I rest my elbows on the windowsill. A pale peach sunrise burns between the bare lower trunks of the pines. Yesterday’s sunrise was a vibrant chorus of high-volume, oil-based art. Today shows up quietly, as a whisper of watercolor, equally beautiful, and just as much of a gift.
In mid-March I had the honor of hosting Julian Hoffman, author of The Small Heart of Things, during his book tour along the Pacific coast. Julian was visiting from the remote Prespa region of Greece, to which he and his wife had moved from London fourteen years ago – inspired by a beautiful book and a bottle of wine. There he writes essays of place, wherein stories emerge coaxed by traces of movement, odd objects found, or unexpected encounters. Each essay is a lyrical weave of observations, a detailed examination of “the small heart of things” that conveys a significant truth. Even his salaried work takes this form; he details the behavior of birds for a cause, for the big-picture planning of Grecian windmill farms.
Spending time with Julian, whose writing and other work emanate from noticing, was a quiet lesson in just that– in being present and appreciating what is here right now. Strolling through the Santa Cruz redwoods I had always loved, his enthusiasm for overlooked life forms gave me pause. His pace and mindful presence brought small things into awareness, and his appreciation revealed them as the works of art they are. In doing and protecting I had nearly forgotten the reassuring perfection of nature, the order and beauty in every living thing – not just the grand. I was reminded more by Julian’s delight over banana slugs, miniscule mushrooms beneath dead leaves, and lavender lichen encrusting the end of a log than by his more tenable awe at the trees themselves.
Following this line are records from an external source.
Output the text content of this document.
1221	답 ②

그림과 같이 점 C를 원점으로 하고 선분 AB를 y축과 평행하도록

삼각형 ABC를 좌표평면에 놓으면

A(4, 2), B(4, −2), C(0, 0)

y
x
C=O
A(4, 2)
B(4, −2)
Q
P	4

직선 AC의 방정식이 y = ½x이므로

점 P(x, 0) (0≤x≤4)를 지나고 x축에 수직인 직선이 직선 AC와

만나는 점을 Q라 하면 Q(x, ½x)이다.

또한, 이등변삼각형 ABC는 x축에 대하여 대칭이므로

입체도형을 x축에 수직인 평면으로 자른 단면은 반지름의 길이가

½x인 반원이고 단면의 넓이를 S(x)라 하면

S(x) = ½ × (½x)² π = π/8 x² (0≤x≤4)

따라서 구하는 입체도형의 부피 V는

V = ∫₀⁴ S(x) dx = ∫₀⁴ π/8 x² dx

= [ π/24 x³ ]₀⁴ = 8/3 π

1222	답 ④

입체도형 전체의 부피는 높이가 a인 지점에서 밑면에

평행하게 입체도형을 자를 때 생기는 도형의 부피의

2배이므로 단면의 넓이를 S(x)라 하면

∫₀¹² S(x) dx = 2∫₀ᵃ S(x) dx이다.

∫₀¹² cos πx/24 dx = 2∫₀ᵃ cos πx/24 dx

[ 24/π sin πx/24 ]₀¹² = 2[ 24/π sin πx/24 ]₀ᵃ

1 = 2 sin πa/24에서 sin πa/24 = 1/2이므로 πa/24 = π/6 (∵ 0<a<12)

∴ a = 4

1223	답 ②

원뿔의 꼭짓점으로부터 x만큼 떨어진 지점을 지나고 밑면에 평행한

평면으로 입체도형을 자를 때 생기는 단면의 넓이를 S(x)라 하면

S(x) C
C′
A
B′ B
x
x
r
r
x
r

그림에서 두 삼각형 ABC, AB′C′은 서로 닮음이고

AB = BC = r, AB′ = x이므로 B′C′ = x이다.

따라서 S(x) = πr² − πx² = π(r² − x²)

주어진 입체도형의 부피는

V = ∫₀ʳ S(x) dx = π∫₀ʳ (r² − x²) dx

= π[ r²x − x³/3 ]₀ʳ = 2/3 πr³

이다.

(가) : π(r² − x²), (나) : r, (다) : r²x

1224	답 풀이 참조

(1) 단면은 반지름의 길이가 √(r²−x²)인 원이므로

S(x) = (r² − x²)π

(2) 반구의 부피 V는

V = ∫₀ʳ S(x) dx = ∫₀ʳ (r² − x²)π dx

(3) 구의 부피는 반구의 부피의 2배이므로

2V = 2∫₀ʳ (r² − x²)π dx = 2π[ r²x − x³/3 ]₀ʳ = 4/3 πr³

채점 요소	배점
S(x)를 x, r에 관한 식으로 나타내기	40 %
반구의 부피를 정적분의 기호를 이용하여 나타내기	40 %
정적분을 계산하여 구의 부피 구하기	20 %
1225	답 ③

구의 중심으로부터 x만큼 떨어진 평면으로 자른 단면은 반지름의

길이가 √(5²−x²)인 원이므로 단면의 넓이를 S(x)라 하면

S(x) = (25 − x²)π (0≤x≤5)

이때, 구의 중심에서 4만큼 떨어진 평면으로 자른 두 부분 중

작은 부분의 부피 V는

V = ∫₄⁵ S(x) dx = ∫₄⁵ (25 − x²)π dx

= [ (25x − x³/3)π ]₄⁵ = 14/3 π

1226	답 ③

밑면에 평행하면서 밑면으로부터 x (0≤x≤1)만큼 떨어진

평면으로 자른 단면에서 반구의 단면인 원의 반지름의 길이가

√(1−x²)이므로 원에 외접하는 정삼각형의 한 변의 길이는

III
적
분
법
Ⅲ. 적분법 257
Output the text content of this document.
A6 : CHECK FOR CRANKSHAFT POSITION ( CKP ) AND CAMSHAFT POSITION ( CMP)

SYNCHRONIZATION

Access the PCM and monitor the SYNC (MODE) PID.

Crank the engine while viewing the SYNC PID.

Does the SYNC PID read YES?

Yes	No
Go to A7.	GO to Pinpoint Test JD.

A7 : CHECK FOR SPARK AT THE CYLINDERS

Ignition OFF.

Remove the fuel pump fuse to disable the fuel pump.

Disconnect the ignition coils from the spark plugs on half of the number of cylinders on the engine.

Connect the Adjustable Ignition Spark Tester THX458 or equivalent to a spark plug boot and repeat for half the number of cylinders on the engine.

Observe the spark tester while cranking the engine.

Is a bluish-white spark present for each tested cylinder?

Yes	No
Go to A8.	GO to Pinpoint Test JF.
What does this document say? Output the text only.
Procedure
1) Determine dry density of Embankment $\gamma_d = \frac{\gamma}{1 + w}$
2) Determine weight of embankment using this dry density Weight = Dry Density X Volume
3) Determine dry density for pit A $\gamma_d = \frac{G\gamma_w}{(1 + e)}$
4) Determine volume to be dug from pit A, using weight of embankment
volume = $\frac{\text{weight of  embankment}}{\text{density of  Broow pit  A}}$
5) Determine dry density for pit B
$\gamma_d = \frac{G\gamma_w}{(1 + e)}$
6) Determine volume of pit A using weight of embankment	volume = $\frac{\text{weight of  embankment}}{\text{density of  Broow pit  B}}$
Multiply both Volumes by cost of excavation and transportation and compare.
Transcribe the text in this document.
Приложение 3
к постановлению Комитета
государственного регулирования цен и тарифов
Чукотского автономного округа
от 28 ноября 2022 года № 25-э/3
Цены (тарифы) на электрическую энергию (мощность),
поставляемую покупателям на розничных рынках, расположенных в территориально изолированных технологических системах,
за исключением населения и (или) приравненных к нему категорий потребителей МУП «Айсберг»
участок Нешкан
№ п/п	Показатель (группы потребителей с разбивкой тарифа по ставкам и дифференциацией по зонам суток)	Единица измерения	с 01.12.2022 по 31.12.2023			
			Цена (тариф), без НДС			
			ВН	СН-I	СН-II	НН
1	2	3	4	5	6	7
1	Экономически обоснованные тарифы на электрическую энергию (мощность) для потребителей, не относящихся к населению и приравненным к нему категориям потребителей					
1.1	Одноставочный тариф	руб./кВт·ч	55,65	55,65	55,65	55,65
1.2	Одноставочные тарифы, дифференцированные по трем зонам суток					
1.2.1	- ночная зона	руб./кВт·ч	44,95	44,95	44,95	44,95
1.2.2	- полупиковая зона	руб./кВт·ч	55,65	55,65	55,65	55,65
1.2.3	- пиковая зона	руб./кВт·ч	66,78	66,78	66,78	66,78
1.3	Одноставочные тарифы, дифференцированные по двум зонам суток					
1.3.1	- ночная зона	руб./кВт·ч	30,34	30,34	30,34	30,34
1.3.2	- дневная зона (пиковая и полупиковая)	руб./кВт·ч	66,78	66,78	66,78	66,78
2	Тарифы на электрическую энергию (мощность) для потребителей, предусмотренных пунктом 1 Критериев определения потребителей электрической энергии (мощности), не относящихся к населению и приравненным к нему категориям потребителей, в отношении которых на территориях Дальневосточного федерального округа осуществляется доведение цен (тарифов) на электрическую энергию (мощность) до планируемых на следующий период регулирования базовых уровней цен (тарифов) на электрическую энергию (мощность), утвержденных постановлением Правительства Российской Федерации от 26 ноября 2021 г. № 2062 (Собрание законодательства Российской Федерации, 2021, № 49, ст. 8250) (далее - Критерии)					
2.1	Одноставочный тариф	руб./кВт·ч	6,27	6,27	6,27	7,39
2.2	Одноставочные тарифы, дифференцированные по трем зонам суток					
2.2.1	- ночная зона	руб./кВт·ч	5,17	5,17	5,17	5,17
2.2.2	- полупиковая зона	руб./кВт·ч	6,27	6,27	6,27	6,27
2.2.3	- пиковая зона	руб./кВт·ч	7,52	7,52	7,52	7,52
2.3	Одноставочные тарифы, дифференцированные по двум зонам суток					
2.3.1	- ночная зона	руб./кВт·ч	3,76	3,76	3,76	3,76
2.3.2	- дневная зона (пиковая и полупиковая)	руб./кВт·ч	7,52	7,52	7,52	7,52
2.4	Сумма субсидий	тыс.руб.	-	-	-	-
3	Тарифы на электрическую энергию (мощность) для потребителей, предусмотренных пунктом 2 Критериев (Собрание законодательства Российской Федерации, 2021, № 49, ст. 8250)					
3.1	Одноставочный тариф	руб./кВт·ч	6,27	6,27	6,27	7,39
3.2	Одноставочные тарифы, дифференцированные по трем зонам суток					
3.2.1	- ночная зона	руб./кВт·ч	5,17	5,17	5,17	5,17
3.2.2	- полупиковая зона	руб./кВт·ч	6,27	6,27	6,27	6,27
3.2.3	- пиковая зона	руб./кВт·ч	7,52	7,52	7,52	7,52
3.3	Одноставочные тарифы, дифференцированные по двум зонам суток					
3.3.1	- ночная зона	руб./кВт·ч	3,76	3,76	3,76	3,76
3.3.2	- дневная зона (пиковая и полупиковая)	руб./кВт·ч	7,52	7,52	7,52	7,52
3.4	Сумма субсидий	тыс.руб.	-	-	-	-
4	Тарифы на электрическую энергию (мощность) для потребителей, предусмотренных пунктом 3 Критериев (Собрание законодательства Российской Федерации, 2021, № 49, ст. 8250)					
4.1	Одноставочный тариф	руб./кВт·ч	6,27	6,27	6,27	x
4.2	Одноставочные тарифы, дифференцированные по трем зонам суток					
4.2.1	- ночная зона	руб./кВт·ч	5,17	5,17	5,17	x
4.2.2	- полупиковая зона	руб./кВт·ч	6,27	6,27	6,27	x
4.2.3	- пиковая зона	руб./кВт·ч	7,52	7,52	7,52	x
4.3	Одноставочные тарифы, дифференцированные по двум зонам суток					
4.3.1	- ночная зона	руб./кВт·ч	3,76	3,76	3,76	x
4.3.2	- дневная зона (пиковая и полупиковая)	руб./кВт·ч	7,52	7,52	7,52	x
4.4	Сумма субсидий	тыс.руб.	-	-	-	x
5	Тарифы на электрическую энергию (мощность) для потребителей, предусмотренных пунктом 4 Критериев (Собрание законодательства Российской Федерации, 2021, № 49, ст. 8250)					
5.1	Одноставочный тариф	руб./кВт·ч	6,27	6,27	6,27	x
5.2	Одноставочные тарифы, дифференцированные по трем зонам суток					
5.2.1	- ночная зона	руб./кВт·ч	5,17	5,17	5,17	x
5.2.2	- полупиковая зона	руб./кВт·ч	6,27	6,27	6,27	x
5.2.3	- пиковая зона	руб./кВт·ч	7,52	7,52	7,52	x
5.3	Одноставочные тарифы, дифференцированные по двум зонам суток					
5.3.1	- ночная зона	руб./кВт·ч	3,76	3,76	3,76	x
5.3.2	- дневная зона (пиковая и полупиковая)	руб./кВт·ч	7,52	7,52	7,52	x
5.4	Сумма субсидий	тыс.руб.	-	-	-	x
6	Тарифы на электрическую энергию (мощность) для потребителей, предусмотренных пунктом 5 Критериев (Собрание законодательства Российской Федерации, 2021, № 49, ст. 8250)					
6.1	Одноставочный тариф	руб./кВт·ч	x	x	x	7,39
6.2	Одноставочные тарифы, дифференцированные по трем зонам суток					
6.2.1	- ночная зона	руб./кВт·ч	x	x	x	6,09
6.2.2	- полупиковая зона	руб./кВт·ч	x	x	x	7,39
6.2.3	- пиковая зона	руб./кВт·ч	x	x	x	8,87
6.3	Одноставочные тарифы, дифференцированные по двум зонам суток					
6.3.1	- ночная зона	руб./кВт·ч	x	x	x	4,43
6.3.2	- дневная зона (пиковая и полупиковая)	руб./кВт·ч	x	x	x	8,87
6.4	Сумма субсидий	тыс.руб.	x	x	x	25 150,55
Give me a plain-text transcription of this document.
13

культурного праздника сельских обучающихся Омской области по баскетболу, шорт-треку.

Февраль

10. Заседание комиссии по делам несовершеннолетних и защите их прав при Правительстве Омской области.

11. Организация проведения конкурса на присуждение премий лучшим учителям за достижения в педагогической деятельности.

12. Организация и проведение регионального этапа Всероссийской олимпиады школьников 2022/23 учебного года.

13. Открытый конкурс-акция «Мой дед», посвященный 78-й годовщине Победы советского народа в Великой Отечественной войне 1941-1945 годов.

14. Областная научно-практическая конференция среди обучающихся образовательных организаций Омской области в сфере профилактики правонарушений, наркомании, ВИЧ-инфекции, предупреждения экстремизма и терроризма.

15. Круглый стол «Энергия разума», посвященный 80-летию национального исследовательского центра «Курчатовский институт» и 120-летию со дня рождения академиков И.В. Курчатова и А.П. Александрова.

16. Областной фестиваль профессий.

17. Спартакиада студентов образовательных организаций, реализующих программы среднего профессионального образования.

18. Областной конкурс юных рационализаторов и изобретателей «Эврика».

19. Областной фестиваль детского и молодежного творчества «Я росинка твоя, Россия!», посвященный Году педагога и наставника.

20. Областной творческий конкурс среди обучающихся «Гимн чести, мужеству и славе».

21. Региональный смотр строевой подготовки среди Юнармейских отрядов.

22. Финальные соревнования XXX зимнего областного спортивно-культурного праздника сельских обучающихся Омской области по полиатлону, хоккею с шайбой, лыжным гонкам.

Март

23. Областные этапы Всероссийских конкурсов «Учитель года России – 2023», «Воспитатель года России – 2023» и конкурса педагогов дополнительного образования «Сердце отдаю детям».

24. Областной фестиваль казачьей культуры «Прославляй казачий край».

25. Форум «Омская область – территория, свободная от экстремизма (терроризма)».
At home, in the woods, and at Julian’s readings it was clear that his genuine interest in living things extends to his fellow man – that it doubtless originates there. As he spoke with my friends and family, fellow hikers, and numerous fans, I could tell he was sharing from the same heart that once attended to a winter moth, a half-drowned salamander, and a pod of dolphins stitching across the sea. In his attentive connections I could see the source of his personal peace and the basis for his warm relationships. It is a kind of noticing that exceeds observation, an awareness that goes beyond making elaborate notes, a knowledge that paying attention is a gift to one’s self and to all; for, as the poet Rilke says, and Julian reverently quotes, “everything beckons to us to perceive it.”
I am grateful for the rich gifts of Julian’s book, time, conversation, writing advice, and kindness to my family. But it is the gift of attentiveness that has already changed “the small heart of things” for me.